I am, again, inadvertantly competing with a couple of (bad) film versions of texts that I am teaching in my classes this semester. First, there's the mega-blockbuster Troy, starring Brad Pitt as Achilles. Now, I haven't seen Troy (though I have recently resolved to do so ASAP), but my understanding of it was that the filmmakers did not make any claims to suggest this was an exact rendering of Homer's Iliad. Nevertheless, most of my students have seen it already and their attitudes toward the text-- and, in particular, toward certain characters-- are already shaped by the film version.
I'm also working against The Human Stain (starring Nicole Kidman and Anthony Hopkins). Although that film stays pretty close to the text of Philip Roth's novel, it involves some of the worst casting in the history of film, in my humble opinion. Stunningly beautiful Nicole Kidman is cast in the role of a down-and-out working class janitor, who becomes the love interest of the main character, in large part, because of her outcast status. And the very-white and very-British Anthony Hopkins is cast in the leading role of an ambiguously-raced professor and former boxer from New Jersey. Philip Roth, as many of you know, is one of the quintessential "American" authors of the "American" experience. And The Human Stain is, even more than some of his other novels, really about the "American" experience of race, politics, class, etc. Not to sound overly-nationalistic, but the decision to cast an Australian and an Englishman in the two leading roles was a bad call.
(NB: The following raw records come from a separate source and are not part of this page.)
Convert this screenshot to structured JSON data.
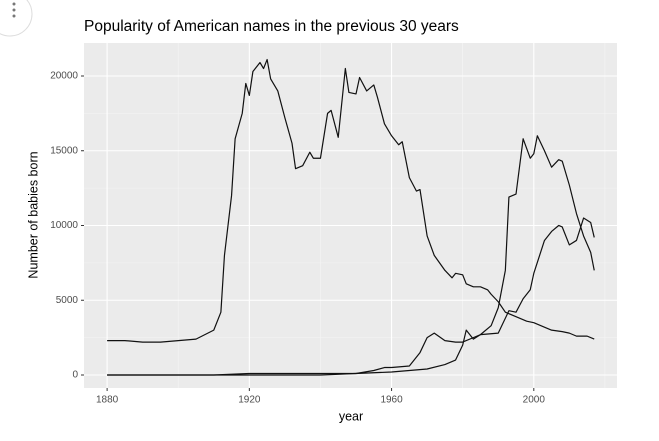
{
  "chart_data": {
    "type": "line",
    "title": "Popularity of American names in the previous 30 years",
    "x_label": "year",
    "y_label": "Number of babies born",
    "xlim": [
      1873.5,
      2023.4
    ],
    "ylim": [
      -870,
      22207
    ],
    "xticks": [
      1880,
      1920,
      1960,
      2000
    ],
    "yticks": [
      0,
      5000,
      10000,
      15000,
      20000
    ],
    "grid": true,
    "series": [
      {
        "color": "#111111",
        "x": [
          1880,
          1885,
          1890,
          1895,
          1900,
          1905,
          1910,
          1912,
          1913,
          1915,
          1916,
          1918,
          1919,
          1920,
          1921,
          1923,
          1924,
          1925,
          1926,
          1928,
          1930,
          1932,
          1933,
          1935,
          1937,
          1938,
          1940,
          1942,
          1943,
          1945,
          1947,
          1948,
          1950,
          1951,
          1953,
          1955,
          1956,
          1958,
          1960,
          1962,
          1963,
          1965,
          1967,
          1968,
          1970,
          1972,
          1975,
          1977,
          1978,
          1980,
          1981,
          1983,
          1985,
          1987,
          1988,
          1990,
          1992,
          1995,
          1998,
          2000,
          2003,
          2005,
          2008,
          2010,
          2012,
          2015,
          2017
        ],
        "values": [
          2300,
          2300,
          2200,
          2200,
          2300,
          2400,
          3000,
          4200,
          8000,
          12000,
          15800,
          17500,
          19500,
          18700,
          20300,
          20900,
          20500,
          21100,
          19800,
          19000,
          17200,
          15500,
          13800,
          14000,
          14900,
          14500,
          14500,
          17500,
          17700,
          15900,
          20500,
          18900,
          18800,
          19900,
          19000,
          19400,
          18600,
          16800,
          16000,
          15400,
          15600,
          13200,
          12300,
          12400,
          9300,
          8000,
          7000,
          6500,
          6800,
          6700,
          6100,
          5900,
          5900,
          5700,
          5400,
          4900,
          4200,
          3900,
          3600,
          3500,
          3200,
          3000,
          2900,
          2800,
          2600,
          2600,
          2400
        ]
      },
      {
        "color": "#111111",
        "x": [
          1880,
          1910,
          1920,
          1950,
          1955,
          1958,
          1960,
          1965,
          1968,
          1970,
          1972,
          1975,
          1978,
          1980,
          1983,
          1985,
          1988,
          1990,
          1992,
          1993,
          1995,
          1997,
          1999,
          2000,
          2001,
          2003,
          2005,
          2007,
          2008,
          2010,
          2012,
          2014,
          2016,
          2017
        ],
        "values": [
          0,
          0,
          100,
          100,
          300,
          500,
          500,
          600,
          1500,
          2500,
          2800,
          2300,
          2200,
          2200,
          2500,
          2700,
          3300,
          4500,
          7000,
          11900,
          12100,
          15800,
          14500,
          14800,
          16000,
          15000,
          13900,
          14400,
          14300,
          12700,
          10800,
          9300,
          8200,
          7000
        ]
      },
      {
        "color": "#111111",
        "x": [
          1880,
          1940,
          1960,
          1970,
          1975,
          1978,
          1980,
          1981,
          1983,
          1985,
          1990,
          1993,
          1995,
          1997,
          1999,
          2000,
          2003,
          2005,
          2007,
          2008,
          2010,
          2012,
          2014,
          2016,
          2017
        ],
        "values": [
          0,
          0,
          200,
          400,
          700,
          1000,
          2000,
          3000,
          2400,
          2700,
          2800,
          4300,
          4200,
          5100,
          5700,
          6800,
          9000,
          9600,
          10000,
          9900,
          8700,
          9000,
          10500,
          10200,
          9200
        ]
      }
    ]
  }
}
I don't think all film versions of literature are bad. I thought the 1992 version of Of Mice and Men was fantastic, as was the 1998 Fear and Loathing in Las Vegas. I'm sure there are plenty of other fine films out there. But when you are working against a bad one, it's really tough to overcome. For one thing, it is extremely difficult for students to let go of the specific images/people presented in the screen-versions, and I think that seriously handicaps their imagination, if not also their critical capacities. (I'll have to defer to my eminently insightful friends, Professors Grady and Vaught to comment more on the relationship between thought and image.) The problem, in the end, is that if your students have already seen these films, there is little you can do to effectively "correct" those impressions.
As the old saying goes, you can't unring a bell.